Mastering Distributed Transactions: From Two-Phase Commit to Saga and Beyond

Background and Motivation

As business complexity grows, many systems evolve from monoliths to distributed microservice architectures, inevitably facing the challenge of maintaining data consistency across services. The article uses a simple money‑transfer example (debit A, credit B) to illustrate the need for atomic, consistent, isolated, and durable operations in a distributed setting.

Basic Theory

A database transaction guarantees that a group of statements either all succeed or all fail, adhering to the ACID properties:

Atomicity : All operations succeed or none do.

Consistency : Integrity constraints remain intact before and after the transaction.

Isolation : Concurrent transactions do not interfere with each other.

Durability : Once committed, changes survive failures.

Distributed Transaction Fundamentals

In a distributed scenario, the transaction coordinator, resource managers, and the application reside on different nodes. The article notes that distributed transactions often relax isolation and consistency to meet availability and performance requirements, following BASE principles while still preserving core ACID aspects where possible.

Classic Solutions

Two‑Phase Commit (XA)

XA defines a protocol between a global transaction manager (TM) and local resource managers (RM). It consists of:

Prepare : All RMs lock resources and report readiness.

Commit/Rollback : TM instructs RMs to finalize or abort.

Most major databases (MySQL, Oracle, SQL Server, PostgreSQL) support XA. Drawbacks include long‑lasting locks and low concurrency.

Saga

Saga breaks a long transaction into a series of local short transactions coordinated by a saga orchestrator. If any step fails, compensating actions are executed in reverse order. It offers higher concurrency but requires explicit compensation logic and provides weaker consistency.

Try‑Confirm‑Cancel (TCC)

TCC splits work into three phases:

Try : Perform checks and reserve resources.

Confirm : Execute the business operation using reserved resources (must be idempotent).

Cancel : Release reserved resources if the transaction aborts.

TCC achieves strong consistency without the long locks of XA, at the cost of higher development effort.

Local Message Table

Originally proposed by eBay, this pattern stores pending business tasks in a local message table within the same transaction, ensuring atomicity between business updates and message creation. A background worker later processes the messages.

Transactional Message (RocketMQ)

RocketMQ’s transactional message replaces the local table with a half‑message stored on the broker. The broker invokes the local transaction, then commits or rolls back the message based on the transaction outcome.

Maximum‑Effort Notification

This approach repeatedly attempts to notify the receiver, using exponential back‑off intervals, and provides a query interface for the receiver to pull the final result if notifications fail.

AT Mode (Seata)

Seata’s AT mode resembles XA but automates compensation, reducing developer effort while still suffering from long‑duration locks.

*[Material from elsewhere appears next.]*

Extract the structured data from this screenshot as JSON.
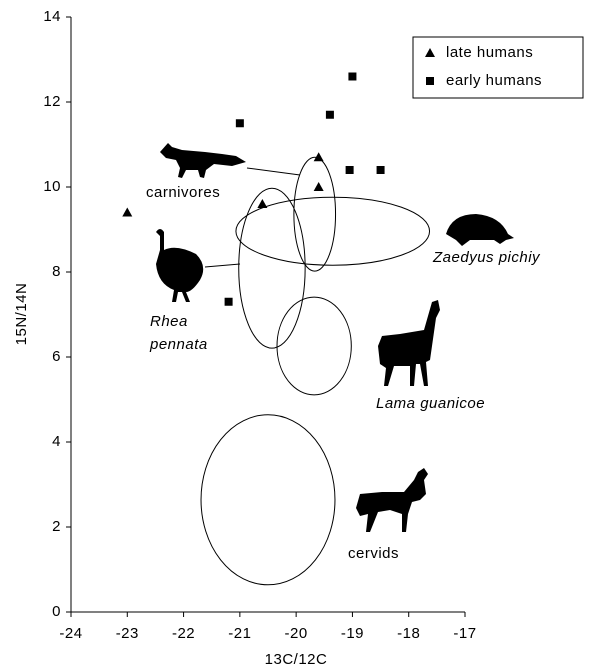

Network Anomalies in Distributed Transactions

Three failure categories are highlighted:

Empty Rollback : Cancel is called without a preceding Try.

Idempotency : Retries due to network glitches must not cause duplicate effects.

Hang : Cancel executes before Try, leading to inconsistent state.

These issues are illustrated with sequence diagrams.

Sub‑Transaction Barrier Technique

DTM introduces a barrier table sub_trans_barrier keyed by global‑transaction‑id, branch‑id, and branch‑type (try|confirm|cancel). The ThroughBarrierCall function ensures:

Empty compensation is prevented.

Idempotent execution via unique key constraints.

Hang scenarios are avoided because a later Try cannot insert after a successful Cancel.

The barrier works for XA, Saga, TCC, and transactional messages, dramatically simplifying error handling for developers.

Conclusion

The article covered fundamental concepts of distributed transactions, compared major solutions, explained typical failure modes, and presented the sub‑transaction barrier as an elegant way to achieve reliable, idempotent, and hang‑free transaction processing in microservice environments.